あとこれは自分だけかもしれないが、透夏の立ち絵を見ていると髪型がボブに見え(とくにバストアップ時)ロングである事に終始違和感があった。詩綾と被るから長くしたのだろうか。

他ヒロインのシナリオでは七枷家が凋落し、鶴美との関係や元の過去に関する事などが徐々に明らかになる。所謂メインシナリオと言っていい内容。

個人的に一番好きなのが詩綾√。エロゲーならではの変態シナリオ。元は詩綾の秘密を知ってもすぐに受け入れずに、まず変な女と認識している点も良かった。調教されているのは一体どっちだ。
下ネタだけではなく、詩綾詩音の姉弟が各々成長していく展開も熱い。詩音は良いショタ。一番爽やかなシナリオじゃないかな。

七波√はマネーゲーム盛り盛りの内容。正直経済戦争は面白くなかった。全生徒を巻き込んだゲームと言っておきながら、実際ゲームを動かしているのは数名。株価の変動も過去事例をなぞっているだけで、マネーゲームとして見ても完成度が低い。
結局七波お嬢様が全てを持っていくオチはタイトル通りと言えるが、結局なんなんだよとも思った。
なんだか本で学んだ株の知識を浅く披露しているような恥ずかしさを覚える。

あと気になったのがラストの元によるモノローグ(本編より一部抜粋)
「いい悪いは別として人と人の間には格差があり、事実として底辺へ置かれてしまう人間がいる。」
「そして、彼らは彼らの日常を生きている。」
「なら、それを支える場所が必要だ。」
この作品後半になると「驕り」という言葉が度々でてくるが、一番驕っているのはシナリオそのものだろと言いたい。

七波お嬢様自身はとても好きなキャラ。敢えて変な声色を使った崩しの演技が絶妙で最高。少しやりすぎ感もあるが、桐谷華の演技幅には恐れ入った。

花√は彼女自身がとても可愛いので、妹好きとしては満足のいく内容だった。
問題のシナリオ、とにかく鶴美がマジ不憫で心が痛くなった。。これ胸糞シナリオじゃないか。一応ラストで綺麗にまとまったとは言え、悲しさが勝ってしまい全然感動できなかったよ。
鶴美は攻略できないのが惜しいくらい、トップクラスに好きなキャラ。病んだロリママいいよ。

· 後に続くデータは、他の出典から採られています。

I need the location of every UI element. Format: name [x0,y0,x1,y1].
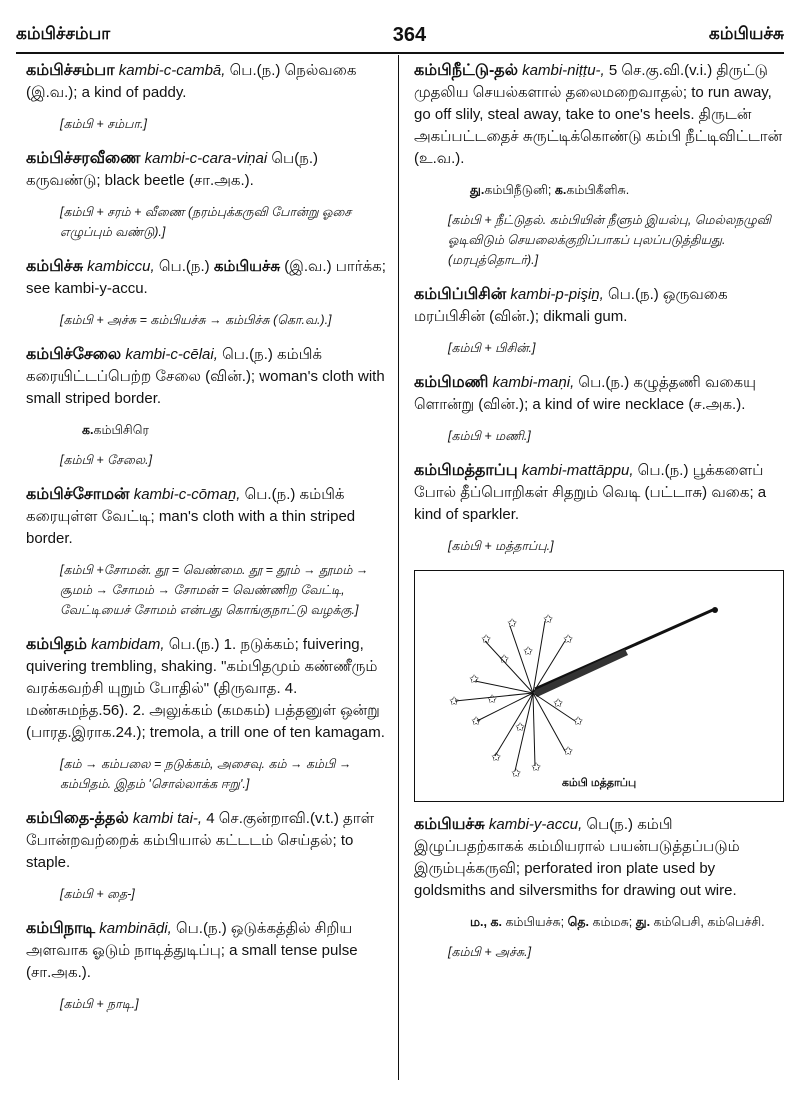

この作品、反体制だったり行動しない者への批判といった要素はあるものの、全体的に薄っぺらく感じてしまった。ただ知識を羅列しているだけというか。
イラストのクオリティが高く(SDキャラは四角くてイマイチ)キャラも立っているだけに、もっとヒロインとのイチャラブ要素が欲しかったな~体感半分くらいは突っ込みどころの多い経済パートで埋められていた印象。